La mamma di Contador: potrebbe lasciare

La signora Paqui difende il figlio Alberto: «Non so cosa farà appena verrà chiuso il caso dall'Unione ciclistica internazionale»

PINTO - La mamma di Alberto Contador ha confermato l'intenzione del figlio di voler valutare la possibilità di lasciare il ciclismo non appena verrà chiuso dall'Unione ciclistica internazionale il caso che lo riguarda, relativo alla positività al clenbuterolo emersa nell'ultimo, vittorioso Tour de France. «Mi ha detto: una volta che tutto questo sarà finito, potrei smettere.
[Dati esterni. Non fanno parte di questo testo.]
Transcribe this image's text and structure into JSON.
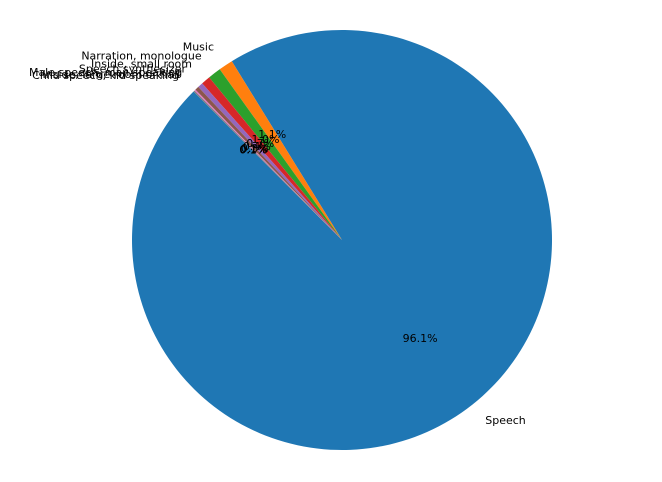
{
  "chart_data": {
    "type": "pie",
    "title": "",
    "categories": [
      "Speech",
      "Music",
      "Narration, monologue",
      "Inside, small room",
      "Speech synthesizer",
      "Male speech, man speaking",
      "Inside, large room or hall",
      "Child speech, kid speaking"
    ],
    "values": [
      96.1,
      1.1,
      1.0,
      0.7,
      0.4,
      0.3,
      0.1,
      0.1
    ],
    "pct_labels": [
      "96.1%",
      "1.1%",
      "1.0%",
      "0.7%",
      "0.4%",
      "0.3%",
      "0.1%",
      "0.1%"
    ],
    "colors": [
      "#1f77b4",
      "#ff7f0e",
      "#2ca02c",
      "#d62728",
      "#9467bd",
      "#8c564b",
      "#e377c2",
      "#7f7f7f"
    ],
    "start_angle_deg": 135,
    "direction": "counterclockwise",
    "legend": "none"
  }
}
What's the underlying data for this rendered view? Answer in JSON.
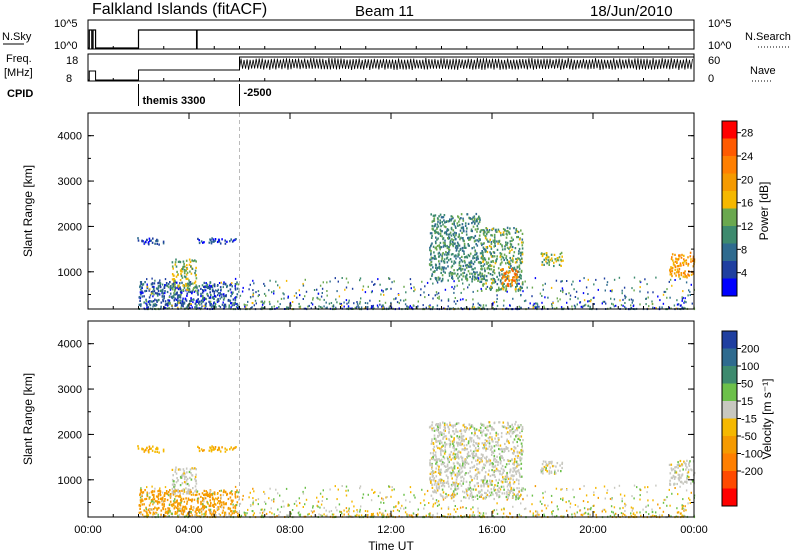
{
  "header": {
    "title": "Falkland Islands (fitACF)",
    "beam": "Beam 11",
    "date": "18/Jun/2010"
  },
  "top_panels": {
    "nsky_label": "N.Sky",
    "nsearch_label": "N.Search",
    "noise_ticks": [
      "10^5",
      "10^0"
    ],
    "freq_label_1": "Freq.",
    "freq_label_2": "[MHz]",
    "freq_ticks": [
      "18",
      "8"
    ],
    "nave_label": "Nave",
    "nave_ticks": [
      "60",
      "0"
    ],
    "cpid_label": "CPID",
    "cpid_entries": [
      {
        "text": "themis 3300",
        "hour": 2.0
      },
      {
        "text": "-2500",
        "hour": 6.0
      }
    ]
  },
  "chart_data": [
    {
      "type": "heatmap",
      "title": "",
      "xlabel": "Time UT",
      "ylabel": "Slant Range [km]",
      "xlim": [
        0,
        24
      ],
      "ylim": [
        180,
        4500
      ],
      "x_ticks": [
        "00:00",
        "04:00",
        "08:00",
        "12:00",
        "16:00",
        "20:00",
        "00:00"
      ],
      "y_ticks": [
        "1000",
        "2000",
        "3000",
        "4000"
      ],
      "colorbar": {
        "label": "Power [dB]",
        "ticks": [
          "4",
          "8",
          "12",
          "16",
          "20",
          "24",
          "28"
        ],
        "range": [
          0,
          30
        ],
        "colors": [
          "#0000ff",
          "#1f3fa0",
          "#2f6b8f",
          "#3d8a6e",
          "#6aa84f",
          "#f5b800",
          "#f59a00",
          "#ff7f00",
          "#ff5a00",
          "#ff0000"
        ]
      },
      "echo_regions": [
        {
          "t0": 1.9,
          "t1": 3.0,
          "r0": 1620,
          "r1": 1780,
          "level": 4
        },
        {
          "t0": 4.2,
          "t1": 5.9,
          "r0": 1640,
          "r1": 1760,
          "level": 4
        },
        {
          "t0": 2.0,
          "t1": 5.9,
          "r0": 250,
          "r1": 800,
          "level": 6
        },
        {
          "t0": 3.3,
          "t1": 4.3,
          "r0": 600,
          "r1": 1300,
          "level": 14
        },
        {
          "t0": 13.5,
          "t1": 15.5,
          "r0": 800,
          "r1": 2300,
          "level": 10
        },
        {
          "t0": 15.5,
          "t1": 17.2,
          "r0": 600,
          "r1": 2000,
          "level": 12
        },
        {
          "t0": 16.3,
          "t1": 17.0,
          "r0": 700,
          "r1": 1100,
          "level": 22
        },
        {
          "t0": 17.9,
          "t1": 18.8,
          "r0": 1150,
          "r1": 1450,
          "level": 14
        },
        {
          "t0": 23.0,
          "t1": 24.0,
          "r0": 900,
          "r1": 1450,
          "level": 20
        }
      ]
    },
    {
      "type": "heatmap",
      "title": "",
      "xlabel": "Time UT",
      "ylabel": "Slant Range [km]",
      "xlim": [
        0,
        24
      ],
      "ylim": [
        180,
        4500
      ],
      "x_ticks": [
        "00:00",
        "04:00",
        "08:00",
        "12:00",
        "16:00",
        "20:00",
        "00:00"
      ],
      "y_ticks": [
        "1000",
        "2000",
        "3000",
        "4000"
      ],
      "colorbar": {
        "label": "Velocity [m s⁻¹]",
        "ticks": [
          "200",
          "100",
          "50",
          "15",
          "-15",
          "-50",
          "-100",
          "-200"
        ],
        "colors": [
          "#1f3fa0",
          "#2f6b8f",
          "#3d8a6e",
          "#6cc04a",
          "#c8c8c0",
          "#f5b800",
          "#f59a00",
          "#ff7f00",
          "#ff4a00",
          "#ff0000"
        ]
      },
      "echo_regions": [
        {
          "t0": 1.9,
          "t1": 3.0,
          "r0": 1620,
          "r1": 1780,
          "vel": -40
        },
        {
          "t0": 4.2,
          "t1": 5.9,
          "r0": 1640,
          "r1": 1760,
          "vel": -40
        },
        {
          "t0": 2.0,
          "t1": 5.9,
          "r0": 250,
          "r1": 800,
          "vel": -80
        },
        {
          "t0": 3.3,
          "t1": 4.3,
          "r0": 700,
          "r1": 1300,
          "vel": 0
        },
        {
          "t0": 13.5,
          "t1": 17.2,
          "r0": 600,
          "r1": 2300,
          "vel": 0
        },
        {
          "t0": 17.9,
          "t1": 18.8,
          "r0": 1150,
          "r1": 1450,
          "vel": 0
        },
        {
          "t0": 23.0,
          "t1": 24.0,
          "r0": 900,
          "r1": 1450,
          "vel": 0
        }
      ]
    }
  ]
}
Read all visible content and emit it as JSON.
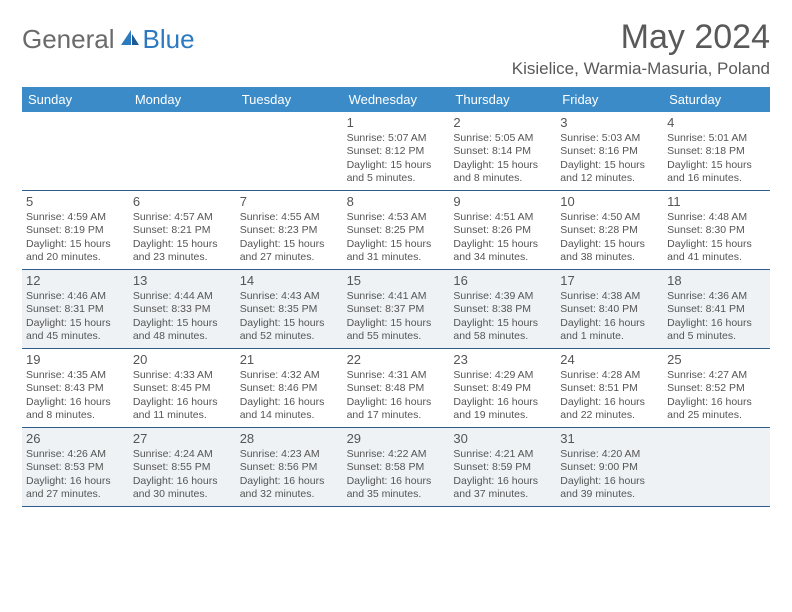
{
  "brand": {
    "part1": "General",
    "part2": "Blue"
  },
  "title": "May 2024",
  "location": "Kisielice, Warmia-Masuria, Poland",
  "colors": {
    "header_bg": "#3b8bc9",
    "header_text": "#ffffff",
    "rule": "#2f5d88",
    "alt_row": "#eef2f5",
    "text": "#555555",
    "brand_gray": "#6a6a6a",
    "brand_blue": "#2c7abf"
  },
  "day_headers": [
    "Sunday",
    "Monday",
    "Tuesday",
    "Wednesday",
    "Thursday",
    "Friday",
    "Saturday"
  ],
  "weeks": [
    [
      null,
      null,
      null,
      {
        "n": "1",
        "sr": "5:07 AM",
        "ss": "8:12 PM",
        "dl": "15 hours and 5 minutes."
      },
      {
        "n": "2",
        "sr": "5:05 AM",
        "ss": "8:14 PM",
        "dl": "15 hours and 8 minutes."
      },
      {
        "n": "3",
        "sr": "5:03 AM",
        "ss": "8:16 PM",
        "dl": "15 hours and 12 minutes."
      },
      {
        "n": "4",
        "sr": "5:01 AM",
        "ss": "8:18 PM",
        "dl": "15 hours and 16 minutes."
      }
    ],
    [
      {
        "n": "5",
        "sr": "4:59 AM",
        "ss": "8:19 PM",
        "dl": "15 hours and 20 minutes."
      },
      {
        "n": "6",
        "sr": "4:57 AM",
        "ss": "8:21 PM",
        "dl": "15 hours and 23 minutes."
      },
      {
        "n": "7",
        "sr": "4:55 AM",
        "ss": "8:23 PM",
        "dl": "15 hours and 27 minutes."
      },
      {
        "n": "8",
        "sr": "4:53 AM",
        "ss": "8:25 PM",
        "dl": "15 hours and 31 minutes."
      },
      {
        "n": "9",
        "sr": "4:51 AM",
        "ss": "8:26 PM",
        "dl": "15 hours and 34 minutes."
      },
      {
        "n": "10",
        "sr": "4:50 AM",
        "ss": "8:28 PM",
        "dl": "15 hours and 38 minutes."
      },
      {
        "n": "11",
        "sr": "4:48 AM",
        "ss": "8:30 PM",
        "dl": "15 hours and 41 minutes."
      }
    ],
    [
      {
        "n": "12",
        "sr": "4:46 AM",
        "ss": "8:31 PM",
        "dl": "15 hours and 45 minutes."
      },
      {
        "n": "13",
        "sr": "4:44 AM",
        "ss": "8:33 PM",
        "dl": "15 hours and 48 minutes."
      },
      {
        "n": "14",
        "sr": "4:43 AM",
        "ss": "8:35 PM",
        "dl": "15 hours and 52 minutes."
      },
      {
        "n": "15",
        "sr": "4:41 AM",
        "ss": "8:37 PM",
        "dl": "15 hours and 55 minutes."
      },
      {
        "n": "16",
        "sr": "4:39 AM",
        "ss": "8:38 PM",
        "dl": "15 hours and 58 minutes."
      },
      {
        "n": "17",
        "sr": "4:38 AM",
        "ss": "8:40 PM",
        "dl": "16 hours and 1 minute."
      },
      {
        "n": "18",
        "sr": "4:36 AM",
        "ss": "8:41 PM",
        "dl": "16 hours and 5 minutes."
      }
    ],
    [
      {
        "n": "19",
        "sr": "4:35 AM",
        "ss": "8:43 PM",
        "dl": "16 hours and 8 minutes."
      },
      {
        "n": "20",
        "sr": "4:33 AM",
        "ss": "8:45 PM",
        "dl": "16 hours and 11 minutes."
      },
      {
        "n": "21",
        "sr": "4:32 AM",
        "ss": "8:46 PM",
        "dl": "16 hours and 14 minutes."
      },
      {
        "n": "22",
        "sr": "4:31 AM",
        "ss": "8:48 PM",
        "dl": "16 hours and 17 minutes."
      },
      {
        "n": "23",
        "sr": "4:29 AM",
        "ss": "8:49 PM",
        "dl": "16 hours and 19 minutes."
      },
      {
        "n": "24",
        "sr": "4:28 AM",
        "ss": "8:51 PM",
        "dl": "16 hours and 22 minutes."
      },
      {
        "n": "25",
        "sr": "4:27 AM",
        "ss": "8:52 PM",
        "dl": "16 hours and 25 minutes."
      }
    ],
    [
      {
        "n": "26",
        "sr": "4:26 AM",
        "ss": "8:53 PM",
        "dl": "16 hours and 27 minutes."
      },
      {
        "n": "27",
        "sr": "4:24 AM",
        "ss": "8:55 PM",
        "dl": "16 hours and 30 minutes."
      },
      {
        "n": "28",
        "sr": "4:23 AM",
        "ss": "8:56 PM",
        "dl": "16 hours and 32 minutes."
      },
      {
        "n": "29",
        "sr": "4:22 AM",
        "ss": "8:58 PM",
        "dl": "16 hours and 35 minutes."
      },
      {
        "n": "30",
        "sr": "4:21 AM",
        "ss": "8:59 PM",
        "dl": "16 hours and 37 minutes."
      },
      {
        "n": "31",
        "sr": "4:20 AM",
        "ss": "9:00 PM",
        "dl": "16 hours and 39 minutes."
      },
      null
    ]
  ],
  "labels": {
    "sunrise": "Sunrise:",
    "sunset": "Sunset:",
    "daylight": "Daylight:"
  }
}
Non ne vale la pena'. Cosa farà realmente? Non lo so», ha detto la signora Paqui Velasco all'Associated Press.

Contador è risultato positivo al test antidoping effettuato lo scorso 21 luglio e si difende affermando che il risultato dell'alterazione delle analisi è dovuto ad una contaminazione alimentare, riferibile alla carne mangiata prima dei controlli. Contador, inoltre, nega l'ipotesi avanzata da diversi media, secondo la quale nei suoi test sarebbero state riscontrate anche tracce di plastificante, materiale riconducibile ad una trasfusione di sangue, pratica ovviamente proibita. Lui si chiede se continuare a fare il ciclista gli può ancora essere utile», dice ancora la mamma di Contador. «Io gli dico che è nel giusto, anche se poi non posso fare a meno di notare che dal giorno in cui ha vinto il suo primo Tour de France (ne ha vinti in tutto tre, ndr.) non ha più avuto un anno tranquillo».

«Quello che sta accadendo è indegno» - Contador fu chiamato a testimoniare in tribunale nel caso Operacion Puerto nel 2006, quindi nel 2007 vinse il suo primo Tour, ma nel 2008 non potè difendere il titolo perché il suo team, l'Astana, non fu invitato, proprio per il non limpido curriculum in materia di antidoping. Contador portò comunque a casa quella stagione le vittoria al Giro d'Italia e alla Vuelta di Spagna. Quindi nelle ultime due stagioni ha fatto ancora sua la Grande Bocule. «Quello che sta accadendo ad Alberto è indegno, se dovesse finir male, sarebbe orribile, uno dei peggiori attacchi al ciclismo», ha detto ancora mamma Paqui.